Teaching writing is teaching thinking. Helping our students to articulate their thinking is one of the greatest gifts we can give them. All year long, our English language arts teachers have spent each of their professional learning days together with colleagues and teacher consultants from the Ohio Writing Project, learning to create classrooms that support student writing. We’ve received some of our most positive feedback from these times together.
Funding for the National Writing Project is now at risk. Join me and thousands of educators from around the country in raising our voices on behalf of student writing. You will often hear me talking about research-based pedagogy. The NWP has a solid research track record. Please read the blogs and articles linked here by our digital colleagues and fellow educators. Please share your OWP personal successes and student stories in the comments, below. And please consider sharing your thoughts with your representatives in the federal government.
PS OWP was a West Clermont staple “way back in the day.” Angie Ferguson and I participated in OWP after-school sessions for a yearlong PD program in the (gasp) mid 1980s. In the summer of 1986, I spent July on the Miami University campus learning to be a better writer and a better teacher-of-writing. That was one of the best, lasting professional learning experiences I’ve ever had. Let’s keep NWP alive.

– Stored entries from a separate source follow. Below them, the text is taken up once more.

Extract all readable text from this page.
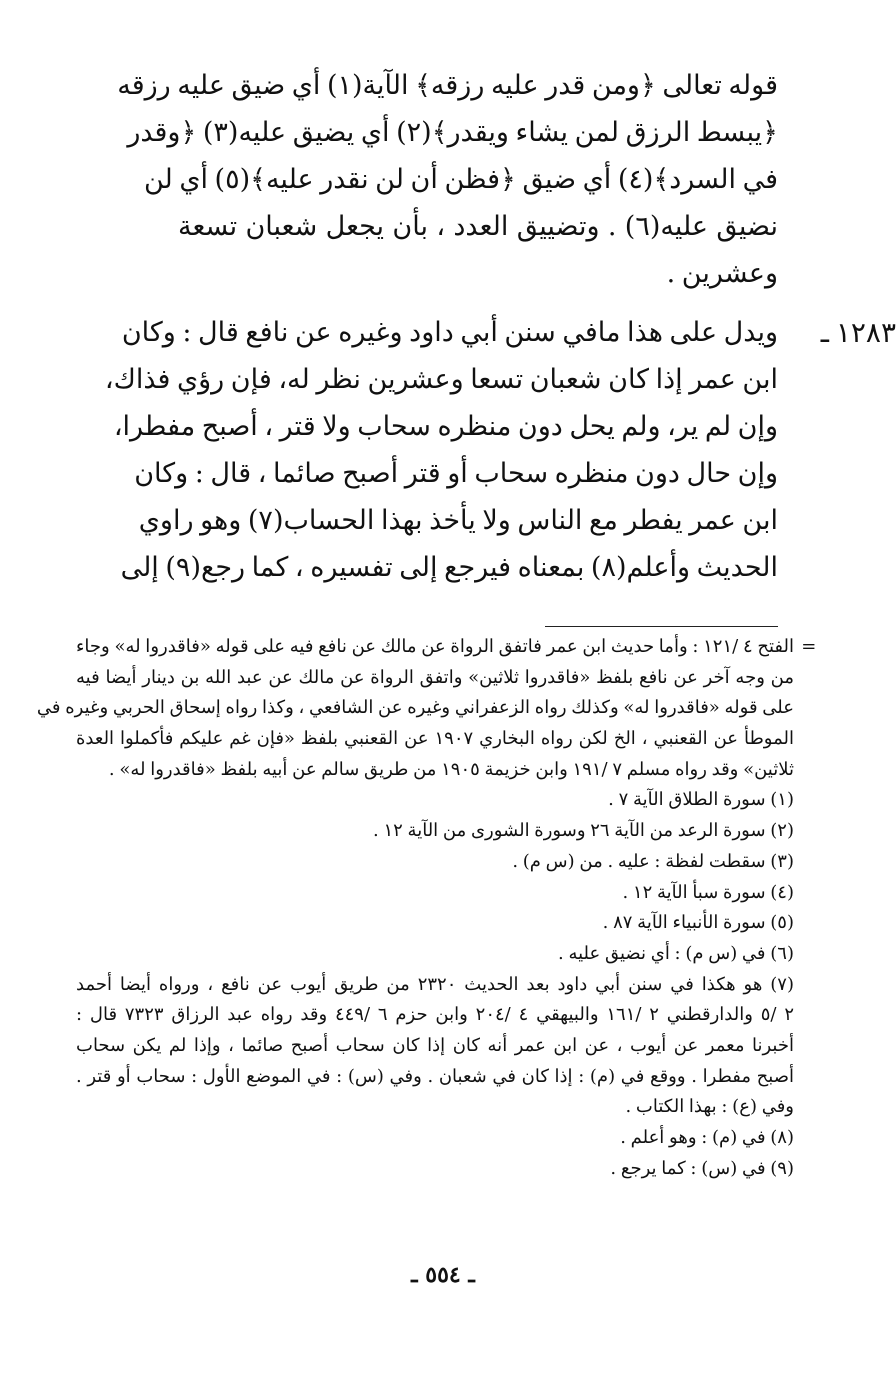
قوله تعالى ﴿ومن قدر عليه رزقه﴾ الآية(١) أي ضيق عليه رزقه
﴿يبسط الرزق لمن يشاء ويقدر﴾(٢) أي يضيق عليه(٣) ﴿وقدر
في السرد﴾(٤) أي ضيق ﴿فظن أن لن نقدر عليه﴾(٥) أي لن
نضيق عليه(٦) . وتضييق العدد ، بأن يجعل شعبان تسعة
وعشرين .
١٢٨٣ ـ
ويدل على هذا مافي سنن أبي داود وغيره عن نافع قال : وكان
ابن عمر إذا كان شعبان تسعا وعشرين نظر له، فإن رؤي فذاك،
وإن لم ير، ولم يحل دون منظره سحاب ولا قتر ، أصبح مفطرا،
وإن حال دون منظره سحاب أو قتر أصبح صائما ، قال : وكان
ابن عمر يفطر مع الناس ولا يأخذ بهذا الحساب(٧) وهو راوي
الحديث وأعلم(٨) بمعناه فيرجع إلى تفسيره ، كما رجع(٩) إلى
=
الفتح ٤ /١٢١ : وأما حديث ابن عمر فاتفق الرواة عن مالك عن نافع فيه على قوله «فاقدروا له» وجاء
من وجه آخر عن نافع بلفظ «فاقدروا ثلاثين» واتفق الرواة عن مالك عن عبد الله بن دينار أيضا فيه
على قوله «فاقدروا له» وكذلك رواه الزعفراني وغيره عن الشافعي ، وكذا رواه إسحاق الحربي وغيره في
الموطأ عن القعنبي ، الخ لكن رواه البخاري ١٩٠٧ عن القعنبي بلفظ «فإن غم عليكم فأكملوا العدة
ثلاثين» وقد رواه مسلم ٧ /١٩١ وابن خزيمة ١٩٠٥ من طريق سالم عن أبيه بلفظ «فاقدروا له» .
(١) سورة الطلاق الآية ٧ .
(٢) سورة الرعد من الآية ٢٦ وسورة الشورى من الآية ١٢ .
(٣) سقطت لفظة : عليه . من (س م) .
(٤) سورة سبأ الآية ١٢ .
(٥) سورة الأنبياء الآية ٨٧ .
(٦) في (س م) : أي نضيق عليه .
(٧) هو هكذا في سنن أبي داود بعد الحديث ٢٣٢٠ من طريق أيوب عن نافع ، ورواه أيضا أحمد
٢ /٥ والدارقطني ٢ /١٦١ والبيهقي ٤ /٢٠٤ وابن حزم ٦ /٤٤٩ وقد رواه عبد الرزاق ٧٣٢٣ قال :
أخبرنا معمر عن أيوب ، عن ابن عمر أنه كان إذا كان سحاب أصبح صائما ، وإذا لم يكن سحاب
أصبح مفطرا . ووقع في (م) : إذا كان في شعبان . وفي (س) : في الموضع الأول : سحاب أو قتر .
وفي (ع) : بهذا الكتاب .
(٨) في (م) : وهو أعلم .
(٩) في (س) : كما يرجع .
ـ ٥٥٤ ـ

In 1987 after my first year of teaching, I attended the OWP 4-week program to inform my writing instruction. I left that experience with a greater awareness of myself as a writer. This was something that I didn’t expect. During the spring of 2007, 20 years later, I decided to enroll in summer OWP course work. Again I began the next school year renewed on so many levels. OWP never gets old. When I heard that funds from the federal gov. for the NWP were on the chopping block, I made time to write my congress persons to tell them my story.